Die Kärntnerin Diyani Dewasurendra gehört zum Einsatzteam im Südsudan (Bild: Ärzte ohne Grenzen)
Die Kärntnerin Diyani Dewasurendra gehört zum Einsatzteam im Südsudan

Welche Rolle spielt die Öffentlichkeitsarbeit, um das Bewusstsein für humanitäre Krisen in der Bevölkerung zu schärfen?

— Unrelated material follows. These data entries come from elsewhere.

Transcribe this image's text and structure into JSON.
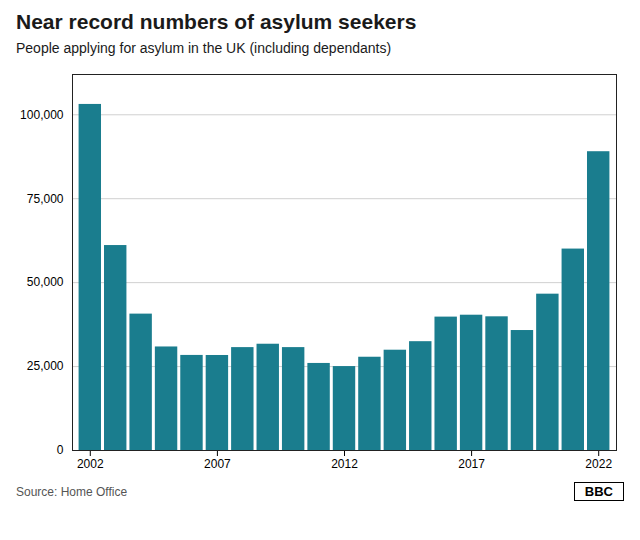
{
  "chart_data": {
    "type": "bar",
    "title": "Near record numbers of asylum seekers",
    "subtitle": "People applying for asylum in the UK (including dependants)",
    "source": "Source: Home Office",
    "logo": "BBC",
    "x": [
      2002,
      2003,
      2004,
      2005,
      2006,
      2007,
      2008,
      2009,
      2010,
      2011,
      2012,
      2013,
      2014,
      2015,
      2016,
      2017,
      2018,
      2019,
      2020,
      2021,
      2022
    ],
    "values": [
      103081,
      61050,
      40625,
      30840,
      28320,
      28300,
      30650,
      31655,
      30650,
      25930,
      24999,
      27780,
      29875,
      32414,
      39735,
      40299,
      39823,
      35737,
      46566,
      60000,
      89000
    ],
    "color": "#1a7d8e",
    "xlim": [
      2001.3,
      2022.7
    ],
    "xticks": [
      2002,
      2007,
      2012,
      2017,
      2022
    ],
    "ylim": [
      0,
      112000
    ],
    "yticks": [
      0,
      {
        "value": 25000,
        "label": "25,000"
      },
      {
        "value": 50000,
        "label": "50,000"
      },
      {
        "value": 75000,
        "label": "75,000"
      },
      {
        "value": 100000,
        "label": "100,000"
      }
    ],
    "grid": true
  }
}
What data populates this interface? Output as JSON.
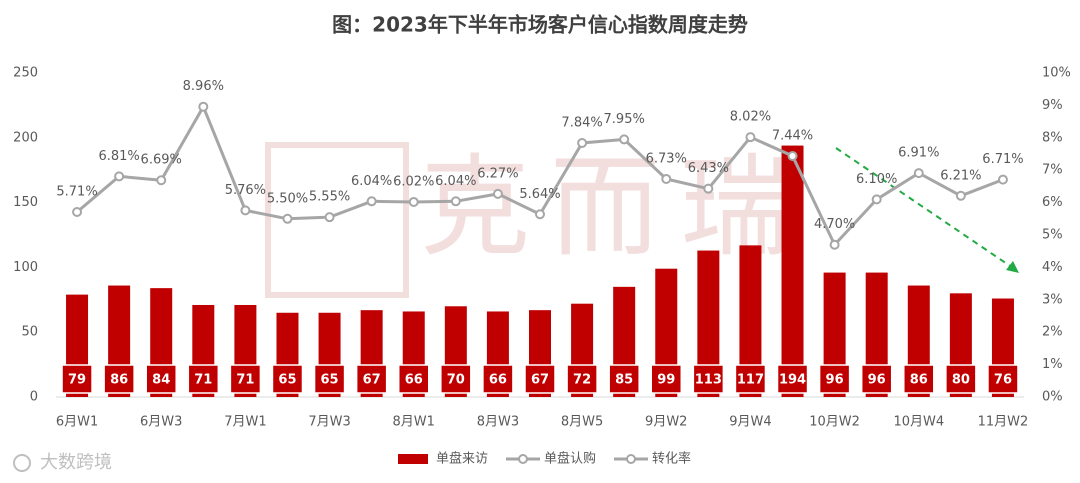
{
  "chart_data": {
    "type": "bar",
    "title": "图：2023年下半年市场客户信心指数周度走势",
    "watermark": "克而瑞",
    "brand": "大数跨境",
    "categories": [
      "6月W1",
      null,
      "6月W3",
      null,
      "7月W1",
      null,
      "7月W3",
      null,
      "8月W1",
      null,
      "8月W3",
      null,
      "8月W5",
      null,
      "9月W2",
      null,
      "9月W4",
      null,
      "10月W2",
      null,
      "10月W4",
      null,
      "11月W2"
    ],
    "series": [
      {
        "name": "单盘来访",
        "color": "#c00000",
        "values": [
          79,
          86,
          84,
          71,
          71,
          65,
          65,
          67,
          66,
          70,
          66,
          67,
          72,
          85,
          99,
          113,
          117,
          194,
          96,
          96,
          86,
          80,
          76
        ]
      },
      {
        "name": "单盘认购",
        "color": "#a6a6a6",
        "type": "line",
        "axis": "y2",
        "values": [
          null,
          null,
          null,
          null,
          null,
          null,
          null,
          null,
          null,
          null,
          null,
          null,
          null,
          null,
          null,
          null,
          null,
          null,
          null,
          null,
          null,
          null,
          null
        ]
      },
      {
        "name": "转化率",
        "color": "#a6a6a6",
        "type": "line",
        "axis": "y2",
        "values": [
          5.71,
          6.81,
          6.69,
          8.96,
          5.76,
          5.5,
          5.55,
          6.04,
          6.02,
          6.04,
          6.27,
          5.64,
          7.84,
          7.95,
          6.73,
          6.43,
          8.02,
          7.44,
          4.7,
          6.1,
          6.91,
          6.21,
          6.71
        ],
        "value_labels": [
          "5.71%",
          "6.81%",
          "6.69%",
          "8.96%",
          "5.76%",
          "5.50%",
          "5.55%",
          "6.04%",
          "6.02%",
          "6.04%",
          "6.27%",
          "5.64%",
          "7.84%",
          "7.95%",
          "6.73%",
          "6.43%",
          "8.02%",
          "7.44%",
          "4.70%",
          "6.10%",
          "6.91%",
          "6.21%",
          "6.71%"
        ]
      }
    ],
    "ylim": [
      0,
      250
    ],
    "yticks": [
      0,
      50,
      100,
      150,
      200,
      250
    ],
    "y2lim": [
      0,
      10
    ],
    "y2ticks": [
      {
        "value": 0,
        "label": "0%"
      },
      {
        "value": 1,
        "label": "1%"
      },
      {
        "value": 2,
        "label": "2%"
      },
      {
        "value": 3,
        "label": "3%"
      },
      {
        "value": 4,
        "label": "4%"
      },
      {
        "value": 5,
        "label": "5%"
      },
      {
        "value": 6,
        "label": "6%"
      },
      {
        "value": 7,
        "label": "7%"
      },
      {
        "value": 8,
        "label": "8%"
      },
      {
        "value": 9,
        "label": "9%"
      },
      {
        "value": 10,
        "label": "10%"
      }
    ],
    "legend": "bottom"
  }
}
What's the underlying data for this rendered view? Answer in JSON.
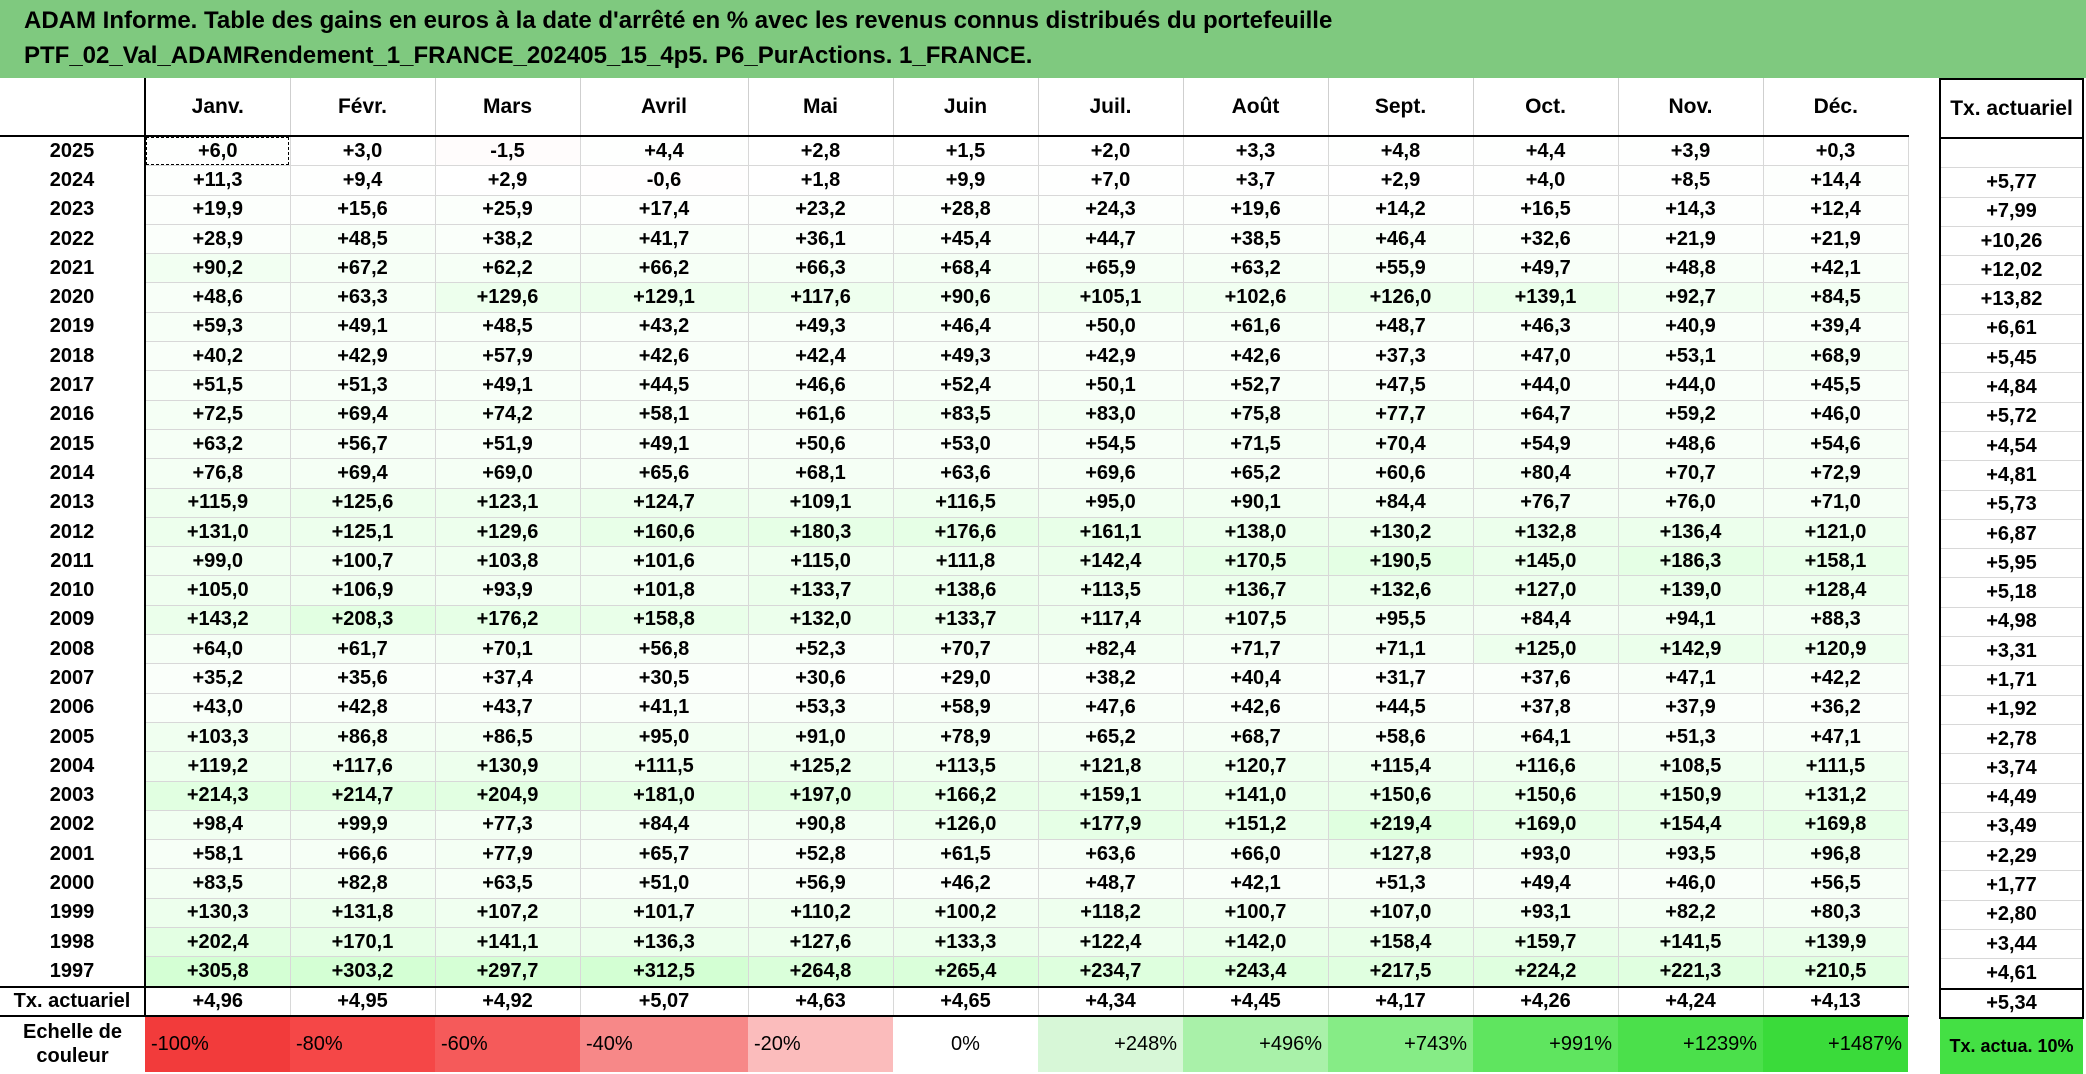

Das ist auch eine Aufgabe, die wir wahrnehmen. Speziell in Österreich, wo wir glücklicherweise keine Einsätze haben, versuchen wir unsere Feldbeobachtungen zu transportieren und ein Bewusstsein dafür innerhalb der Bevölkerung zu bilden. Das findet weniger in den Projekten statt und mehr in Europa oder den Spenderländern.

Dann wären wir auch schon bei meiner letzten Frage angelangt. Abgesehen von Spenden, wie kann man „Ärzte ohne Grenzen“ am besten unterstützen?
Die Spenden sind natürlich wichtig. Wir sind die größte privat finanzierte Hilfsorganisation der Welt. Das ist auch jene Eigenschaft, die uns unsere Unabhängigkeit gibt und daher ein wichtiger Punkt. Darüber hinaus kann man bei Interesse eine Bewerbung abgeben und schauen, ob man selbst auf Einsätze gehen möchte. Und man kann uns im Sinne der Beobachtung unterstützen, indem man uns auf den sozialen Medien folgt und schaut welche Themen einen ansprechen.